Last December the opposition wrote to then-premier Lara Giddings, expressing concern about the renewals, because the two agencies involved would be merged under an incoming Liberal government. Ms Giddings dismissed the concern as "irrelevant" to her government.
It is true that whatever oppositions promise in an election period may be irrelevant to a government, but this was not just a policy proposal or promise.
The previous government indeed booby-trapped the two contract renewals, knowing that incoming governments always make their own choices with the public sector.
Senior appointments or contract renewals should be frozen within say three months of an election. No premier should be allowed to sign contracts or make changes to appointments within cooee of the election date.
If Ms Giddings's office thinks they were being clever, the joke sadly is not on the new government but taxpayers.
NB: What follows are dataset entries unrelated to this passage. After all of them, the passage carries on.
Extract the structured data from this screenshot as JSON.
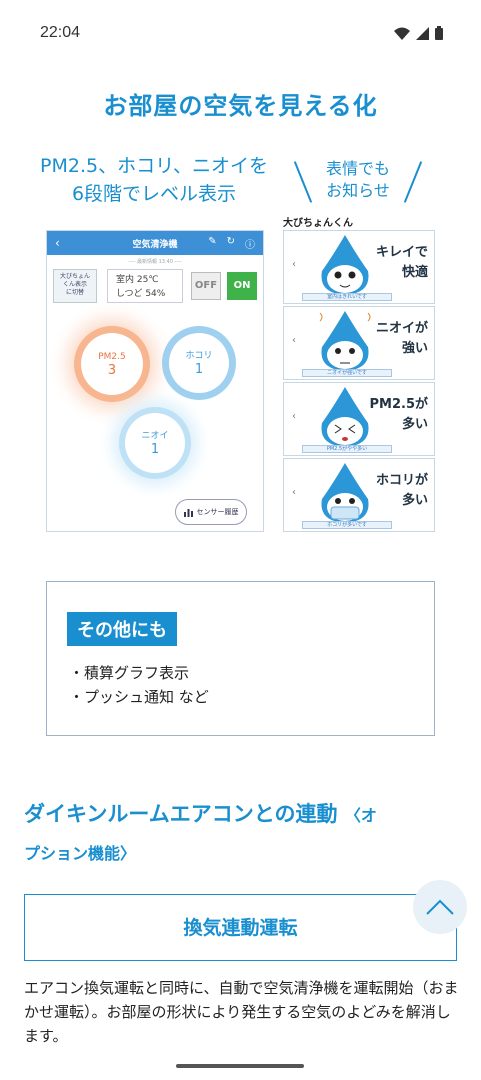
{
  "status": {
    "time": "22:04"
  },
  "page": {
    "title": "お部屋の空気を見える化"
  },
  "subhead": {
    "line1": "PM2.5、ホコリ、ニオイを",
    "line2": "6段階でレベル表示"
  },
  "bubble": {
    "line1": "表情でも",
    "line2": "お知らせ"
  },
  "app": {
    "header_title": "空気清浄機",
    "subtitle": "---- 最新情報 13:40 ----",
    "switch_label_1": "大びちょん",
    "switch_label_2": "くん表示",
    "switch_label_3": "に切替",
    "temp": "室内 25℃",
    "humidity": "しつど 54%",
    "off_label": "OFF",
    "on_label": "ON",
    "pm_label": "PM2.5",
    "pm_value": "3",
    "hokori_label": "ホコリ",
    "hokori_value": "1",
    "nioi_label": "ニオイ",
    "nioi_value": "1",
    "sensor_history": "センサー履歴"
  },
  "character": {
    "title": "大びちょんくん",
    "cards": [
      {
        "label1": "キレイで",
        "label2": "快適",
        "caption": "室内はきれいです"
      },
      {
        "label1": "ニオイが",
        "label2": "強い",
        "caption": "ニオイが強いです"
      },
      {
        "label1": "PM2.5が",
        "label2": "多い",
        "caption": "PM2.5がやや多い"
      },
      {
        "label1": "ホコリが",
        "label2": "多い",
        "caption": "ホコリが多いです"
      }
    ]
  },
  "other": {
    "tag": "その他にも",
    "items": [
      "・積算グラフ表示",
      "・プッシュ通知 など"
    ]
  },
  "section": {
    "title": "ダイキンルームエアコンとの連動",
    "option_a": "〈オ",
    "option_b": "プション機能〉"
  },
  "feature": {
    "label": "換気連動運転"
  },
  "body": {
    "text": "エアコン換気運転と同時に、自動で空気清浄機を運転開始（おまかせ運転）。お部屋の形状により発生する空気のよどみを解消します。"
  },
  "colors": {
    "accent": "#1a8fd0",
    "on_green": "#3fb24a",
    "pm_orange": "#e9753e"
  },
  "icons": [
    "wifi-icon",
    "signal-icon",
    "battery-icon",
    "back-arrow-icon",
    "edit-icon",
    "refresh-icon",
    "info-icon",
    "bar-chart-icon",
    "chevron-up-icon"
  ]
}
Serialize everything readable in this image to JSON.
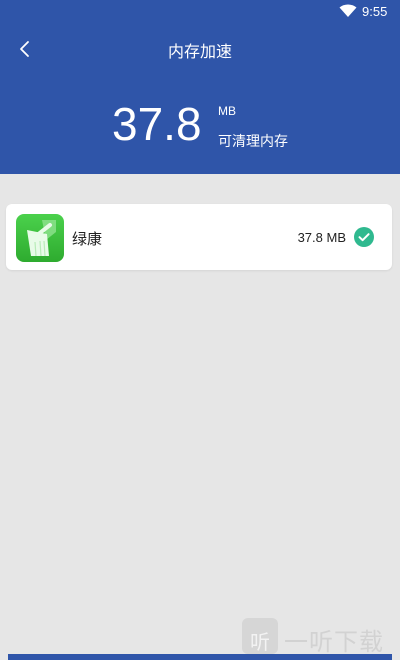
{
  "status_bar": {
    "time": "9:55",
    "wifi_icon": "wifi-icon"
  },
  "header": {
    "title": "内存加速",
    "back_icon": "chevron-left-icon",
    "amount": "37.8",
    "unit": "MB",
    "caption": "可清理内存"
  },
  "items": [
    {
      "name": "绿康",
      "size": "37.8 MB",
      "selected": true,
      "icon": "broom-icon"
    }
  ],
  "watermark": {
    "glyph": "听",
    "text": "一听下载"
  },
  "colors": {
    "header_bg": "#2f55a9",
    "page_bg": "#e6e6e6",
    "accent_check": "#2fb98f",
    "app_icon_green": "#3dbd3e"
  }
}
As Mr Hodgman said in his December letter to Ms Giddings, state Auditor-General Mike Blake had previously criticised poorly planned and costly appointments.
In one case the head of national parks Scott Gadd had his contact renewed by the Bartlett government just days before his department was abolished - by the same government - resulting in a $400,000 payout.
There are now fears that Labor renewed a large number of contracts of public officials just before last month's election. Whether intended or not, it smacks of political patronage and sheer bloody- mindedness.
It is a financially reckless practice that should be made illegal.